For the most part, camp was a wonderful experience for me. I loved it. Something new seemed to happen almost every day. I was even awed by the hidden breakfast. Well, the first time, anyway.

But I did have the misfortune of being a non-sports-oriented member of one of the most baseball intensive groups in the history of the camp, the "Motleys". Don't get me wrong. It was a wonderful group of nice people among whom I had many good friends. But all they wanted to do was play softball, morning after morning after morning, and I was terrible at softball. I had never played sports before camp, and I was not at all sports oriented.

So I remember my mornings as being spent "Way Out in Left Field", as the saying goes, except of course I was actually Way Out in Right Field, because they put me wherever the ball was least likely to go.
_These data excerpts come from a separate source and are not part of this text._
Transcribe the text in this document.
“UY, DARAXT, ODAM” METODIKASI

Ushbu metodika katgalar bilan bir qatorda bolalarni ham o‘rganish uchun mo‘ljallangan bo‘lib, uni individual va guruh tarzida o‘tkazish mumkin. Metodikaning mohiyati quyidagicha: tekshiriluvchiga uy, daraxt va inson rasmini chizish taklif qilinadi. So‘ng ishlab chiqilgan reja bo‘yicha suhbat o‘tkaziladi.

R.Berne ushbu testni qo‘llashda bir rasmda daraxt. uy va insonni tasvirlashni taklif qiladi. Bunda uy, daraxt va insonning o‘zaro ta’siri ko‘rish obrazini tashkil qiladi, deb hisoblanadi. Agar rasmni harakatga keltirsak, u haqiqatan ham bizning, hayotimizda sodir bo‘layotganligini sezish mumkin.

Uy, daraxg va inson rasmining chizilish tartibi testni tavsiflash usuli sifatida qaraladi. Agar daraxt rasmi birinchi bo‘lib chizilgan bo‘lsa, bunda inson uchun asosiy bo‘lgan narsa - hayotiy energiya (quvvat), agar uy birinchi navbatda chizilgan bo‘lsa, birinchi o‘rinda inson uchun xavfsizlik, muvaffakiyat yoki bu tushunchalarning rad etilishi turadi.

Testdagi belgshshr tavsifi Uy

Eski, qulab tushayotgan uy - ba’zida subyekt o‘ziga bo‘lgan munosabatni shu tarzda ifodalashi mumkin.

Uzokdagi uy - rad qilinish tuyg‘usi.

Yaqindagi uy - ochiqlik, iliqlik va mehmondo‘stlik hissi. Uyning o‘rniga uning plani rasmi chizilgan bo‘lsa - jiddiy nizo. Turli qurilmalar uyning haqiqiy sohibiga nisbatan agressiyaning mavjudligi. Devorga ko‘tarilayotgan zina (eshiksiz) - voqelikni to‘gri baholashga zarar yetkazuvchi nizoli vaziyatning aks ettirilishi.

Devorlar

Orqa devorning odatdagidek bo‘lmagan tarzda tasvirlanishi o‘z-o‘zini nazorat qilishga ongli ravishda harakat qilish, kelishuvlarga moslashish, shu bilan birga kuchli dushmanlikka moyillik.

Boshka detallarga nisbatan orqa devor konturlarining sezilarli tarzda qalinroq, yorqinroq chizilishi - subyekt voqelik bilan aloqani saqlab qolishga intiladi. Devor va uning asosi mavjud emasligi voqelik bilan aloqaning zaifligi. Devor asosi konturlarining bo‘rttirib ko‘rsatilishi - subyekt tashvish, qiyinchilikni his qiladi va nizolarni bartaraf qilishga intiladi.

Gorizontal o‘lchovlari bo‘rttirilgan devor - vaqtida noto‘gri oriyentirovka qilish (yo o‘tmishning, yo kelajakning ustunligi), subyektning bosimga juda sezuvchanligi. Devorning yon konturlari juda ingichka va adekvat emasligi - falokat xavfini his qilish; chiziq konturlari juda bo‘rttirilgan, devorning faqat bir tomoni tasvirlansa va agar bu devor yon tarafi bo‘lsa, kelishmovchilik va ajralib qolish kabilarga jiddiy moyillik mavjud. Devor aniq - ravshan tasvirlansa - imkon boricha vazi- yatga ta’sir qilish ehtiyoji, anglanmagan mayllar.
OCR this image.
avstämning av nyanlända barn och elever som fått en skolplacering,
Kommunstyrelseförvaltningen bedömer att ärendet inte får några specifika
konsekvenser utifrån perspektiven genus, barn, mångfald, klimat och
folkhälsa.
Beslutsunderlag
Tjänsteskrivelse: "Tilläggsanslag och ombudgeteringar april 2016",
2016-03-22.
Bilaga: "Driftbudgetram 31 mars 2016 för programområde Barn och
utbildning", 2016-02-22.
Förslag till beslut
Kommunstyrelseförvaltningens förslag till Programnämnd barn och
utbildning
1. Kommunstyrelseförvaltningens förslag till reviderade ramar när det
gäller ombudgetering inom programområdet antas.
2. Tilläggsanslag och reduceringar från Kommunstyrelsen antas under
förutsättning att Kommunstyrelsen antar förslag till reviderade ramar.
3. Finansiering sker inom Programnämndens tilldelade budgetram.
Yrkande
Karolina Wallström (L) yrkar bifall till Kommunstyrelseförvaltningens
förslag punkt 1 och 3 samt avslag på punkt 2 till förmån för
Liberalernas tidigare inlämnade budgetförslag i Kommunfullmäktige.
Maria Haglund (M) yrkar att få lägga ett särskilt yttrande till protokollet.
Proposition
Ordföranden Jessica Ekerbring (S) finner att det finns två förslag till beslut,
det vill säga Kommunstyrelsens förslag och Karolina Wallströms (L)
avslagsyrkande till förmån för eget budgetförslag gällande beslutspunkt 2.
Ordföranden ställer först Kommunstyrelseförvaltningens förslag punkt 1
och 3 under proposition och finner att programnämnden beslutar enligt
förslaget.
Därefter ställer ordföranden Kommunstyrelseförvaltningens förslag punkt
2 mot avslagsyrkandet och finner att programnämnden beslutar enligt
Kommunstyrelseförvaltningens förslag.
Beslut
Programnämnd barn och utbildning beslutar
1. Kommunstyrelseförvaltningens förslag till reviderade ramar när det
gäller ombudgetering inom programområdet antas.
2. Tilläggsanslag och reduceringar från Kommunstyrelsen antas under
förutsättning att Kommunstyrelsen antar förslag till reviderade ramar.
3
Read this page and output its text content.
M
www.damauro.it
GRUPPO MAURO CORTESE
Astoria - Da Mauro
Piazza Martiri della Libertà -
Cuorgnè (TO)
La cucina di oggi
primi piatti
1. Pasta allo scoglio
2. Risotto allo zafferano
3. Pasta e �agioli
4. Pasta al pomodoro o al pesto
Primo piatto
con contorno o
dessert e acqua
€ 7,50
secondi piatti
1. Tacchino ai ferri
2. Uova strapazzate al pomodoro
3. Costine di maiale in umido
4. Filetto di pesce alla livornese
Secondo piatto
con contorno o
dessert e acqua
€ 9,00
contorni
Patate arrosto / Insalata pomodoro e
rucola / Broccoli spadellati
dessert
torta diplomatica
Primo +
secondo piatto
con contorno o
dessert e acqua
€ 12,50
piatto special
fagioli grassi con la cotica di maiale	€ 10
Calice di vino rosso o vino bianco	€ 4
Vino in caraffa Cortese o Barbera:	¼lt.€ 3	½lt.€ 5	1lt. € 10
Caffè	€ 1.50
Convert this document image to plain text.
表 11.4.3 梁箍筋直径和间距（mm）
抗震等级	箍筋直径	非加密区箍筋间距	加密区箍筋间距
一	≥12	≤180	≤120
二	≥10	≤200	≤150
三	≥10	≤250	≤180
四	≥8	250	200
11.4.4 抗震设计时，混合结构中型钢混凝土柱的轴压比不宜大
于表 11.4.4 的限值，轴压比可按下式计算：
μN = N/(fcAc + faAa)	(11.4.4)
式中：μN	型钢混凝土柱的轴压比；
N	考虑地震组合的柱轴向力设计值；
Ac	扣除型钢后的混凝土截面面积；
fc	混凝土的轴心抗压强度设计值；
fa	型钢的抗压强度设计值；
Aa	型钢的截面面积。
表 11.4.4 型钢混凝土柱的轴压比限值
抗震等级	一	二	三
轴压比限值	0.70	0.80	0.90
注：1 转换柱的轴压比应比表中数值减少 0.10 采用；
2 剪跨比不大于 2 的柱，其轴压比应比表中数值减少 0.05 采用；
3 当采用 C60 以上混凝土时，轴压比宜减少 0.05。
When a pop fly was on occasion hit my way, I had the arduous task of running over to approximately where it was going to land, and then trying to catch it while simultaneously attempting to avoid being right under it, because I might get hit by the ball and seriously hurt. This effort seldom resulted in a catch.

Being an analytic sort (I did later attend MIT, after all), I do recall standing in right field one day, relatively miserable, and attempting to calculate whether, in the final analysis, I really did like camp. I thought I liked camp, but we spent so much time playing baseball, during which time I was miserable, that I was wondering whether I actually spent more time miserable than happy. Perhaps I really hated camp, but didn't know it. But even if I added in a scaling factor for extreme miserableosity, the time spent on the baseball field still only came to a couple of hours a day, so I had to conclude in the end that I was really happy after all.

Of course, while I was engaged in that calculation, a ball could have landed on my head, and I wouldn't have noticed.